BFI UK-wide cinema re-release of 9 to 5 (1980) on 16 November

The BFI is bringing 80s smash hit 9 to 5 back to the big screen this autumn. Hilariously tackling issues that almost 40 years later are finally being taken seriously in the age of #MeToo, the film stars Jane Fonda, Lily Tomlin and Dolly Parton as workmates who take matters into their own hands, and refuse to put up with their sexist boss‘s behaviour. 9 to 5, which features the iconic title song by star Dolly Parton, is an inspiring story about female friendship which was decades ahead of its time and is ripe for rediscovery by a whole new generation of film lovers.

The film is the centrepiece of the BFI’s forthcoming blockbuster season of film and TV comedy, Comedy Genius (22 October 2018 – 31 January 2019), and will be previewed at BFI Southbank on 23 October with Jane Fonda in Conversation, where she will discuss her career, the film, and plans for the recently announced sequel, which is now in development.

Directed by Colin Higgins (Foul Play, The Best Little Whorehouse in Texas), 9 to 5 was based on an idea by Jane Fonda, who had her own production company and wanted to make a film about clerical workers; a film with a political message about the inequalities in the workplace but couched through comedy. The idea was turned into a story by Patricia Resnick, with the screenplay written by director Colin Higgins and Patricia Resnick.

9 to 5 is the story of three women at work who are sick of their "sexist, egotistical, lying, hypocritical bigot" boss, and want to change their all-female workplace for good. Judy (Fonda), Violet (Tomlin) and Doralee (Parton) couldn’t be more different from each other, but they make friends over being mistreated by their sleazy boss, Franklin Hart, Jr. (Dabney Coleman): he yells at newly-divorced Judy on her first day in an office, consistently takes credit for supervisor Violet’s smart ideas and sexually harasses his secretary Doralee. Fed up with him, and the sexist practices of their offices, they dream of getting rid of him for good and join forces to hatch a plan.

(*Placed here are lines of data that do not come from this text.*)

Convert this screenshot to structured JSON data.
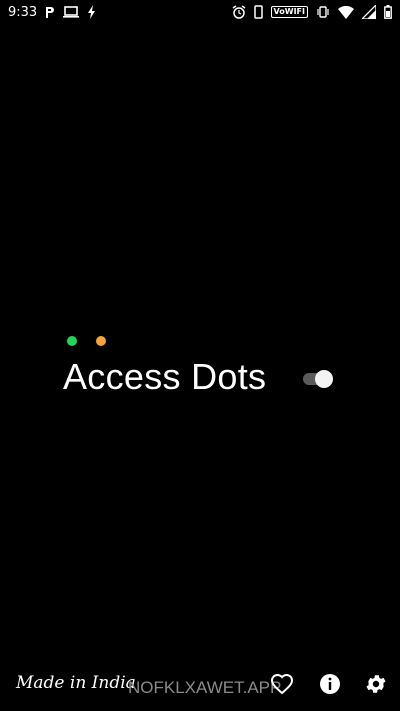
{
  "status_bar": {
    "time": "9:33",
    "left_icons": [
      "parking-icon",
      "laptop-icon",
      "flash-icon"
    ],
    "right_icons": [
      "alarm-icon",
      "phone-icon",
      "volte-wifi-icon",
      "vibrate-icon",
      "wifi-icon",
      "signal-icon",
      "battery-icon"
    ],
    "volte_label": "VoWIFI"
  },
  "main": {
    "dots": [
      {
        "name": "green-dot",
        "color": "#22d655"
      },
      {
        "name": "orange-dot",
        "color": "#f5a33b"
      }
    ],
    "title": "Access Dots",
    "toggle_state": "on"
  },
  "footer": {
    "made_in_india": "Made in India",
    "watermark": "NOFKLXAWET.APP",
    "icons": [
      "heart-icon",
      "info-icon",
      "settings-icon"
    ]
  }
}
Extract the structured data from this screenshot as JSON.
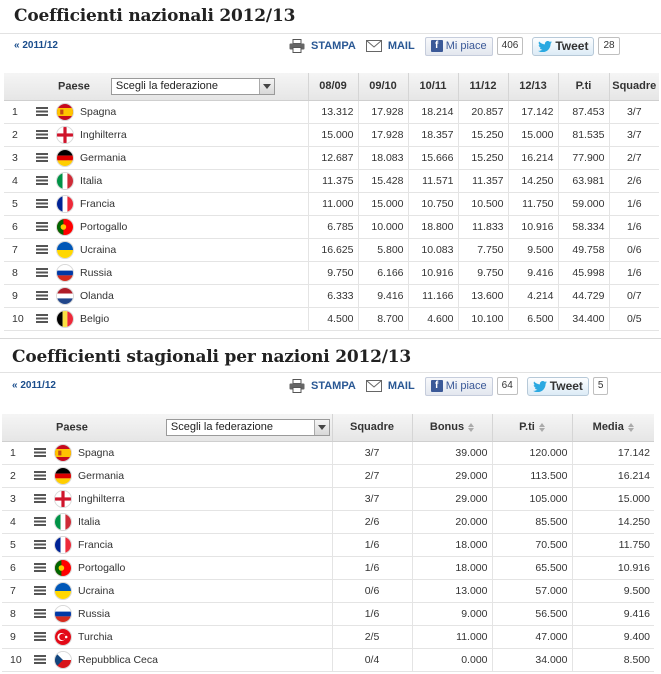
{
  "colors": {
    "link": "#1a4d8c",
    "share_text": "#2a5894",
    "facebook": "#3b5998"
  },
  "national": {
    "title": "Coefficienti nazionali 2012/13",
    "prev_link": "« 2011/12",
    "share": {
      "print": "STAMPA",
      "mail": "MAIL",
      "like": "Mi piace",
      "like_count": "406",
      "tweet": "Tweet",
      "tweet_count": "28"
    },
    "headers": {
      "paese": "Paese",
      "select": "Scegli la federazione",
      "y1": "08/09",
      "y2": "09/10",
      "y3": "10/11",
      "y4": "11/12",
      "y5": "12/13",
      "pti": "P.ti",
      "squadre": "Squadre"
    },
    "rows": [
      {
        "rank": "1",
        "flag": "esp",
        "name": "Spagna",
        "c": [
          "13.312",
          "17.928",
          "18.214",
          "20.857",
          "17.142"
        ],
        "pti": "87.453",
        "squadre": "3/7"
      },
      {
        "rank": "2",
        "flag": "eng",
        "name": "Inghilterra",
        "c": [
          "15.000",
          "17.928",
          "18.357",
          "15.250",
          "15.000"
        ],
        "pti": "81.535",
        "squadre": "3/7"
      },
      {
        "rank": "3",
        "flag": "ger",
        "name": "Germania",
        "c": [
          "12.687",
          "18.083",
          "15.666",
          "15.250",
          "16.214"
        ],
        "pti": "77.900",
        "squadre": "2/7"
      },
      {
        "rank": "4",
        "flag": "ita",
        "name": "Italia",
        "c": [
          "11.375",
          "15.428",
          "11.571",
          "11.357",
          "14.250"
        ],
        "pti": "63.981",
        "squadre": "2/6"
      },
      {
        "rank": "5",
        "flag": "fra",
        "name": "Francia",
        "c": [
          "11.000",
          "15.000",
          "10.750",
          "10.500",
          "11.750"
        ],
        "pti": "59.000",
        "squadre": "1/6"
      },
      {
        "rank": "6",
        "flag": "por",
        "name": "Portogallo",
        "c": [
          "6.785",
          "10.000",
          "18.800",
          "11.833",
          "10.916"
        ],
        "pti": "58.334",
        "squadre": "1/6"
      },
      {
        "rank": "7",
        "flag": "ukr",
        "name": "Ucraina",
        "c": [
          "16.625",
          "5.800",
          "10.083",
          "7.750",
          "9.500"
        ],
        "pti": "49.758",
        "squadre": "0/6"
      },
      {
        "rank": "8",
        "flag": "rus",
        "name": "Russia",
        "c": [
          "9.750",
          "6.166",
          "10.916",
          "9.750",
          "9.416"
        ],
        "pti": "45.998",
        "squadre": "1/6"
      },
      {
        "rank": "9",
        "flag": "ned",
        "name": "Olanda",
        "c": [
          "6.333",
          "9.416",
          "11.166",
          "13.600",
          "4.214"
        ],
        "pti": "44.729",
        "squadre": "0/7"
      },
      {
        "rank": "10",
        "flag": "bel",
        "name": "Belgio",
        "c": [
          "4.500",
          "8.700",
          "4.600",
          "10.100",
          "6.500"
        ],
        "pti": "34.400",
        "squadre": "0/5"
      }
    ]
  },
  "seasonal": {
    "title": "Coefficienti stagionali per nazioni 2012/13",
    "prev_link": "« 2011/12",
    "share": {
      "print": "STAMPA",
      "mail": "MAIL",
      "like": "Mi piace",
      "like_count": "64",
      "tweet": "Tweet",
      "tweet_count": "5"
    },
    "headers": {
      "paese": "Paese",
      "select": "Scegli la federazione",
      "squadre": "Squadre",
      "bonus": "Bonus",
      "pti": "P.ti",
      "media": "Media"
    },
    "rows": [
      {
        "rank": "1",
        "flag": "esp",
        "name": "Spagna",
        "squadre": "3/7",
        "bonus": "39.000",
        "pti": "120.000",
        "media": "17.142"
      },
      {
        "rank": "2",
        "flag": "ger",
        "name": "Germania",
        "squadre": "2/7",
        "bonus": "29.000",
        "pti": "113.500",
        "media": "16.214"
      },
      {
        "rank": "3",
        "flag": "eng",
        "name": "Inghilterra",
        "squadre": "3/7",
        "bonus": "29.000",
        "pti": "105.000",
        "media": "15.000"
      },
      {
        "rank": "4",
        "flag": "ita",
        "name": "Italia",
        "squadre": "2/6",
        "bonus": "20.000",
        "pti": "85.500",
        "media": "14.250"
      },
      {
        "rank": "5",
        "flag": "fra",
        "name": "Francia",
        "squadre": "1/6",
        "bonus": "18.000",
        "pti": "70.500",
        "media": "11.750"
      },
      {
        "rank": "6",
        "flag": "por",
        "name": "Portogallo",
        "squadre": "1/6",
        "bonus": "18.000",
        "pti": "65.500",
        "media": "10.916"
      },
      {
        "rank": "7",
        "flag": "ukr",
        "name": "Ucraina",
        "squadre": "0/6",
        "bonus": "13.000",
        "pti": "57.000",
        "media": "9.500"
      },
      {
        "rank": "8",
        "flag": "rus",
        "name": "Russia",
        "squadre": "1/6",
        "bonus": "9.000",
        "pti": "56.500",
        "media": "9.416"
      },
      {
        "rank": "9",
        "flag": "tur",
        "name": "Turchia",
        "squadre": "2/5",
        "bonus": "11.000",
        "pti": "47.000",
        "media": "9.400"
      },
      {
        "rank": "10",
        "flag": "cze",
        "name": "Repubblica Ceca",
        "squadre": "0/4",
        "bonus": "0.000",
        "pti": "34.000",
        "media": "8.500"
      }
    ]
  }
}
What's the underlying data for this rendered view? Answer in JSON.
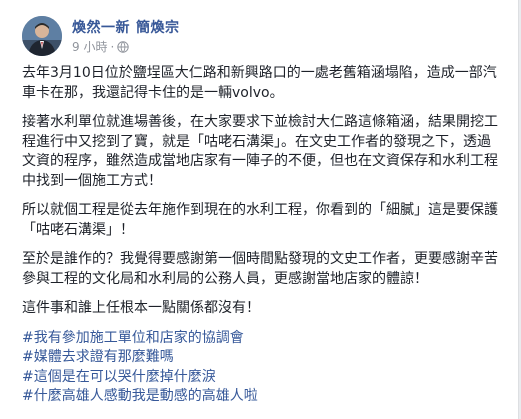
{
  "post": {
    "author_page": "煥然一新",
    "author_name": "簡煥宗",
    "timestamp": "9 小時",
    "separator": "·",
    "privacy_icon": "globe-icon",
    "paragraphs": [
      "去年3月10日位於鹽埕區大仁路和新興路口的一處老舊箱涵塌陷，造成一部汽車卡在那，我還記得卡住的是一輛volvo。",
      "接著水利單位就進場善後，在大家要求下並檢討大仁路這條箱涵，結果開挖工程進行中又挖到了寶，就是「咕咾石溝渠」。在文史工作者的發現之下，透過文資的程序，雖然造成當地店家有一陣子的不便，但也在文資保存和水利工程中找到一個施工方式！",
      "所以就個工程是從去年施作到現在的水利工程，你看到的「細膩」這是要保護「咕咾石溝渠」！",
      "至於是誰作的？我覺得要感謝第一個時間點發現的文史工作者，更要感謝辛苦參與工程的文化局和水利局的公務人員，更感謝當地店家的體諒！",
      "這件事和誰上任根本一點關係都沒有！"
    ],
    "hashtags": [
      "#我有參加施工單位和店家的協調會",
      "#媒體去求證有那麼難嗎",
      "#這個是在可以哭什麼掉什麼淚",
      "#什麼高雄人感動我是動感的高雄人啦"
    ]
  },
  "colors": {
    "link": "#385898",
    "text": "#1d2129",
    "meta": "#90949c"
  }
}
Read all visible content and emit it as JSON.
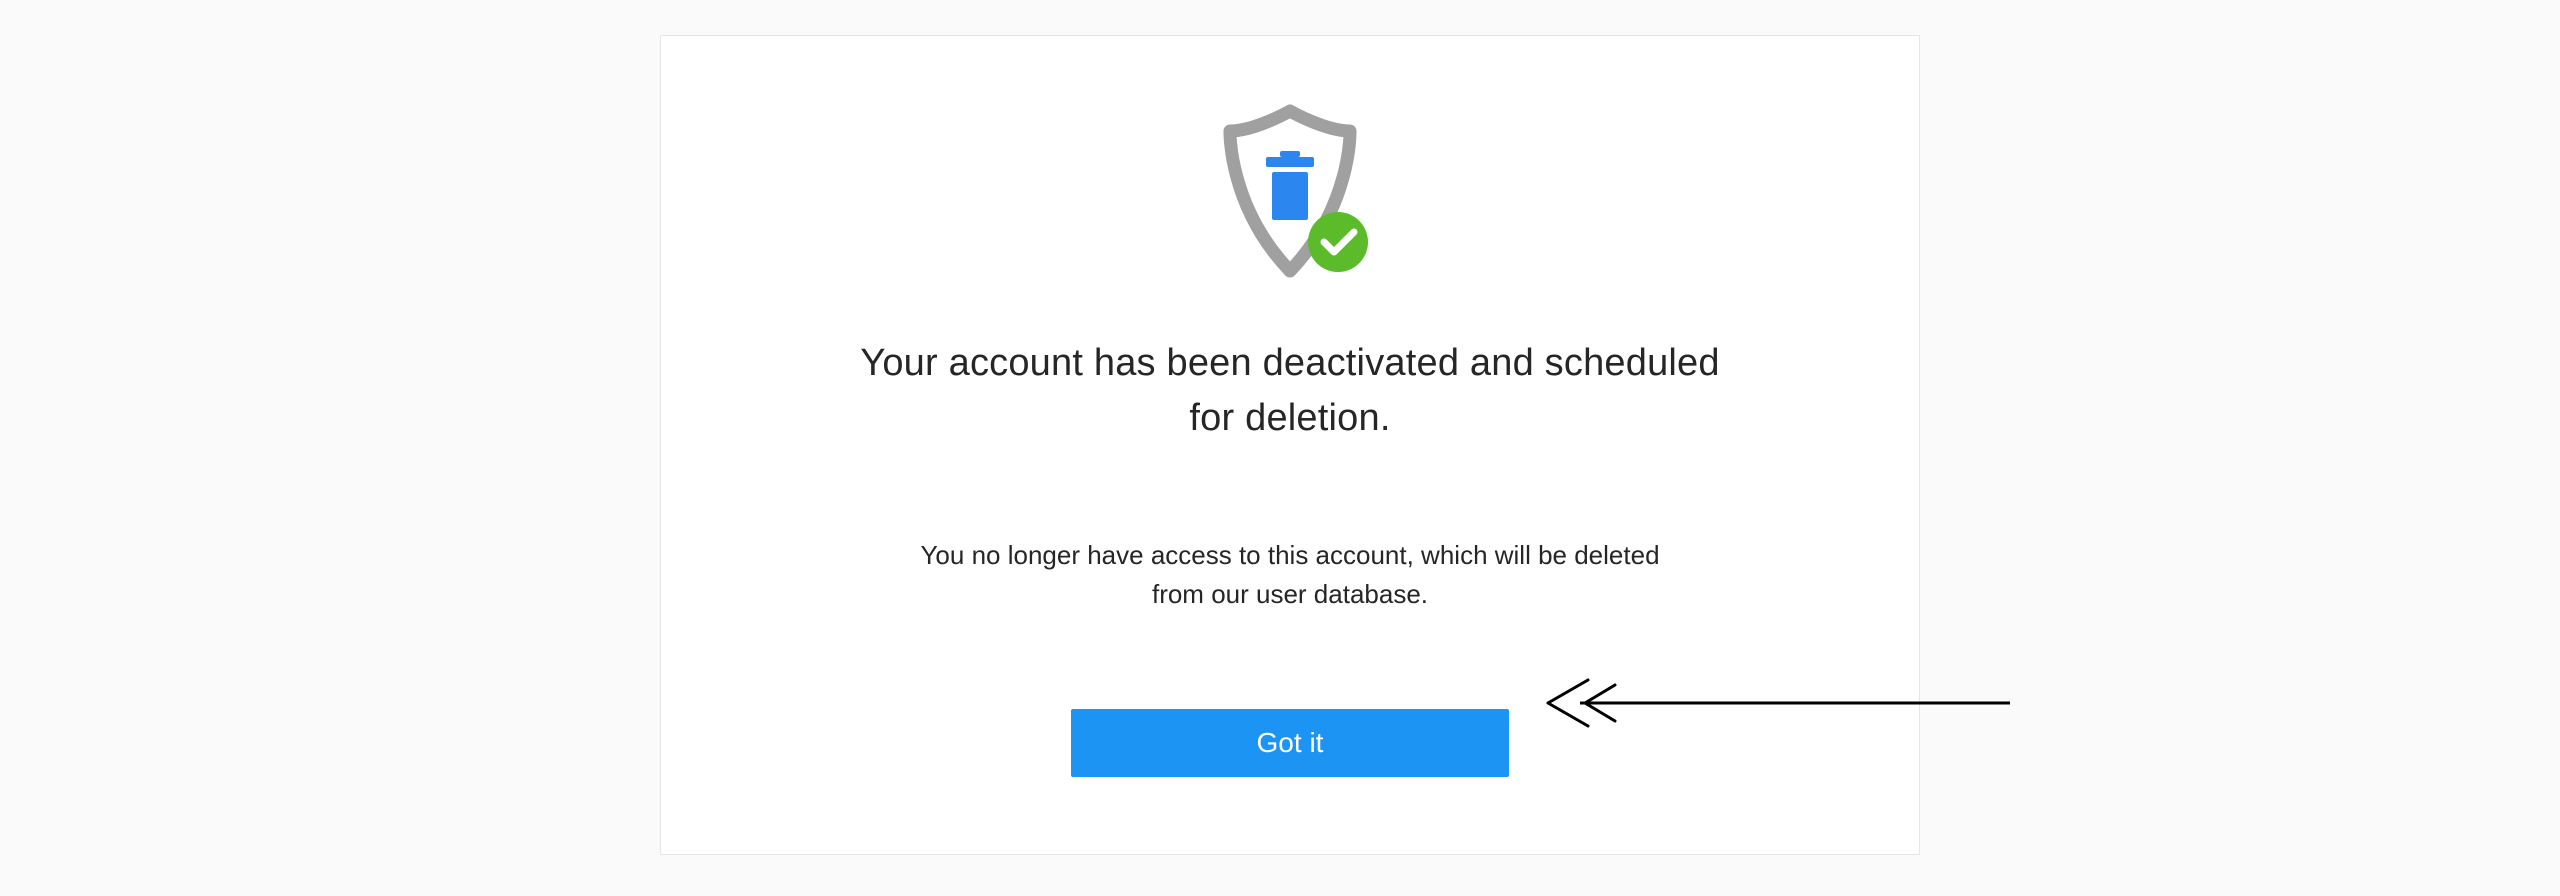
{
  "dialog": {
    "heading": "Your account has been deactivated and scheduled for deletion.",
    "subtext": "You no longer have access to this account, which will be deleted from our user database.",
    "primary_button_label": "Got it",
    "icons": {
      "shield": "shield-icon",
      "trash": "trash-icon",
      "check": "checkmark-icon"
    },
    "colors": {
      "button": "#1b94f4",
      "shield_stroke": "#a0a0a0",
      "trash_fill": "#2b87ef",
      "check_bg": "#5bbb2a",
      "check_mark": "#ffffff"
    }
  },
  "annotation": {
    "type": "arrow",
    "direction": "left",
    "target": "primary-button"
  }
}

This BFI re-release offers a perfect opportunity to revisit, or discover for the first time, this classic feminist comedy. Although to digital natives the pre-technological office setting seems like a very long time ago, the issues raised in 9 to 5 are sadly just as relevant today, almost 40 years later, and, as the #MeToo and Time’s Up movements have shown, are still being fought by working women everywhere.

In July, while taking part in the US Television Critics Association panel about her forthcoming HBO documentary, Jane Fonda in Five Acts, Fonda confirmed that a sequel of 9 to 5 is in the works. The plan is to follow the original and deal with today’s workplace problems, again with a dynamic group of powerful female characters. If that changes then “I’m not going to be in it” she said, “but right now, Dolly, Lily and I are all intending to be in it.” Fonda will also be executive producer and is already in discussion with the writers. Among current issues that have caught her eye is the outsourcing of recruitment, leaving employees unsure of who to turn to when they need help, and how social media can enable spying by employers. "I’m sorry to say that the situation is worse today," she commented.

9 to 5 was a huge hit in the USA where it was the second-highest grossing film of 1980, coming in only behind The Empire Strikes Back. Dolly Parton wrote and performed the title song, which won her an Oscar nomination and remains her third biggest UK hit single. The film has strongly endured with a spin-off TV series (running 1982-88) and more recently a musical production. Having toured the UK, 9 to 5 The Musical, with music and lyrics by Dolly Parton, will open at the Savoy Theatre, London on 28 January 2019, starring Louise Redknapp, Amber Davies, Natalie McQueen and Brian Conley.

Alongside Comedy Genuis, BFI Southbank will host a dedicated Jane Fonda season (22 October – 31 December), including screenings of films such as Klute (Alan J Pakula, 1971), Barbarella (Roger Vadim, 1968) and Coming Home (Hal Ashby, 1978).